RESULTS: The final sample consisted of 23,702 patients (6,546 CANA, 3,087 DAPA, 6,273 GLP-1s, and 7,796 DPP-4s; 56% male, and mean [SD] age = 55 [9.1] years). Mean PDC ranged from 0.56 (GLP-1), to 0.71 (CANA), with 33-56% adherent, respectively; MPR results were similar.
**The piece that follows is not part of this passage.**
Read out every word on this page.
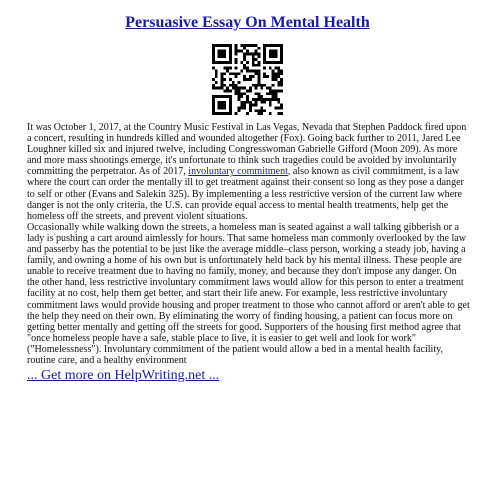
Persuasive Essay On Mental Health

It was October 1, 2017, at the Country Music Festival in Las Vegas, Nevada that Stephen Paddock fired upon a concert, resulting in hundreds killed and wounded altogether (Fox). Going back further to 2011, Jared Lee Loughner killed six and injured twelve, including Congresswoman Gabrielle Gifford (Moon 209). As more and more mass shootings emerge, it's unfortunate to think such tragedies could be avoided by involuntarily committing the perpetrator. As of 2017, involuntary commitment, also known as civil commitment, is a law where the court can order the mentally ill to get treatment against their consent so long as they pose a danger to self or other (Evans and Salekin 325). By implementing a less restrictive version of the current law where danger is not the only criteria, the U.S. can provide equal access to mental health treatments, help get the homeless off the streets, and prevent violent situations.

Occasionally while walking down the streets, a homeless man is seated against a wall talking gibberish or a lady is pushing a cart around aimlessly for hours. That same homeless man commonly overlooked by the law and passerby has the potential to be just like the average middle–class person, working a steady job, having a family, and owning a home of his own but is unfortunately held back by his mental illness. These people are unable to receive treatment due to having no family, money, and because they don't impose any danger. On the other hand, less restrictive involuntary commitment laws would allow for this person to enter a treatment facility at no cost, help them get better, and start their life anew. For example, less restrictive involuntary commitment laws would provide housing and proper treatment to those who cannot afford or aren't able to get the help they need on their own. By eliminating the worry of finding housing, a patient can focus more on getting better mentally and getting off the streets for good. Supporters of the housing first method agree that "once homeless people have a safe, stable place to live, it is easier to get well and look for work" ("Homelessness"). Involuntary commitment of the patient would allow a bed in a mental health facility, routine care, and a healthy environment

... Get more on HelpWriting.net ...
Fifty-two per cent (GLP-1) to 68% (CANA) were persistent over the follow-up. CANA patients had the longest time to discontinuation. In regression analyses, compared to CANA 100 mg, DAPA, DPP-4, and GLP-1 patients had a significantly higher likelihood of non-adherence and a significantly higher risk of discontinuation. CANA 300 mg patients had a significantly lower likelihood of non-adherence and a significantly lower risk of discontinuation compared to CANA 100 mg.

CONCLUSIONS: Adherence and persistence were significantly better with CANA (100 mg and 300 mg) compared to DAPA, GLP-1s, and DPP-4s in the RW setting.